Who was Regina Palmer? Jane found herself wondering. What kind of movies had she liked? If she'd rented a video, would it have been the history of the Silk Road or Cheech and Chong or Wuthering Heights? If she'd had a pet, would it have been a tank full of exotic, expensive fish, a cage swarming with twittery little birds, or a slightly lame puppy from the pound? Had she liked junk food? Or chocolate? Or had she been a health nut? Had she kept her checkbook balanced? Good chance she had, but maybe she'd been one of those people who was responsible in every area of her life but one. Had she preferred Elvis to Beethoven? It wasn't that Jane believed that knowing the answers to these questions would solve the mystery of Regina's death. But Regina's character, it seemed, was crucial to the reason for her death, and the questions proved that Jane had no due to what the woman was about.

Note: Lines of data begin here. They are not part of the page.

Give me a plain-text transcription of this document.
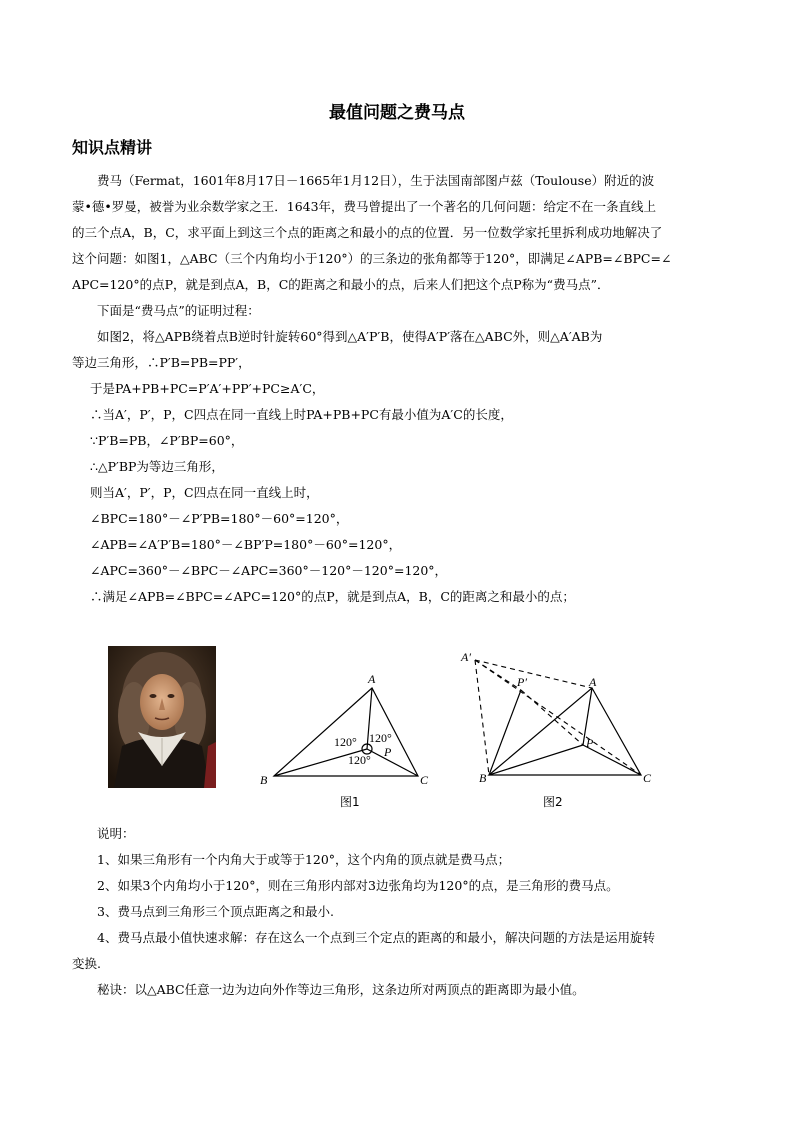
最值问题之费马点
知识点精讲
费马（Fermat，1601年8月17日－1665年1月12日），生于法国南部图卢兹（Toulouse）附近的波
蒙•德•罗曼，被誉为业余数学家之王．1643年，费马曾提出了一个著名的几何问题：给定不在一条直线上
的三个点A，B，C，求平面上到这三个点的距离之和最小的点的位置．另一位数学家托里拆利成功地解决了
这个问题：如图1，△ABC（三个内角均小于120°）的三条边的张角都等于120°，即满足∠APB=∠BPC=∠
APC=120°的点P，就是到点A，B，C的距离之和最小的点，后来人们把这个点P称为“费马点”．
下面是“费马点”的证明过程：
如图2，将△APB绕着点B逆时针旋转60°得到△A′P′B，使得A′P′落在△ABC外，则△A′AB为
等边三角形，∴P′B=PB=PP′，
于是PA+PB+PC=P′A′+PP′+PC≥A′C，
∴当A′，P′，P，C四点在同一直线上时PA+PB+PC有最小值为A′C的长度，
∵P′B=PB，∠P′BP=60°，
∴△P′BP为等边三角形，
则当A′，P′，P，C四点在同一直线上时，
∠BPC=180°－∠P′PB=180°－60°=120°，
∠APB=∠A′P′B=180°－∠BP′P=180°－60°=120°，
∠APC=360°－∠BPC－∠APC=360°－120°－120°=120°，
∴满足∠APB=∠BPC=∠APC=120°的点P，就是到点A，B，C的距离之和最小的点；
A
B	C
P
120° 120°
120°
图1
A′
P′	A
P
B	C
图2
说明：
1、如果三角形有一个内角大于或等于120°，这个内角的顶点就是费马点；
2、如果3个内角均小于120°，则在三角形内部对3边张角均为120°的点，是三角形的费马点。
3、费马点到三角形三个顶点距离之和最小.
4、费马点最小值快速求解：存在这么一个点到三个定点的距离的和最小，解决问题的方法是运用旋转
变换.
秘诀：以△ABC任意一边为边向外作等边三角形，这条边所对两顶点的距离即为最小值。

She shook her head in frustration as she checked on the progress of the beans. Not hot enough to start the burgers, and besides, Mike and Katie weren't home yet. She lowered the temperature.
Who the hell was Regina? Jane wondered again, frustrated and almost angry at the woman's elusive personality. Was it simply that she'd had no personality? Had she been an automaton? Or a deliberately secretive person? Had she been hiding something so clandestine that she'd tamped down her entire character? A Dreadful Past of some kind? A police record? Surely Mel would have said something if that were the case. Perhaps Regina had been one of those people who pulled themselves up by the bootstraps and didn't want anyone to know about their humble origins.
Or maybe my imagination's run amok, Jane thought wryly.
Since Mike and Katie still hadn't turned up, she began fixing some dip to go with the chips for dinner. Another of her best things — dip. Fortunately, she had a cucumber in the fridge that hadn't started on the road to slime, and there was a fresh block of cream cheese. She seeded the cucumber, cut it and the cream cheese into cubes, tossed them into the food processor with some lemon juice and garlic salt, and let the machine turn them into Food for the Gods.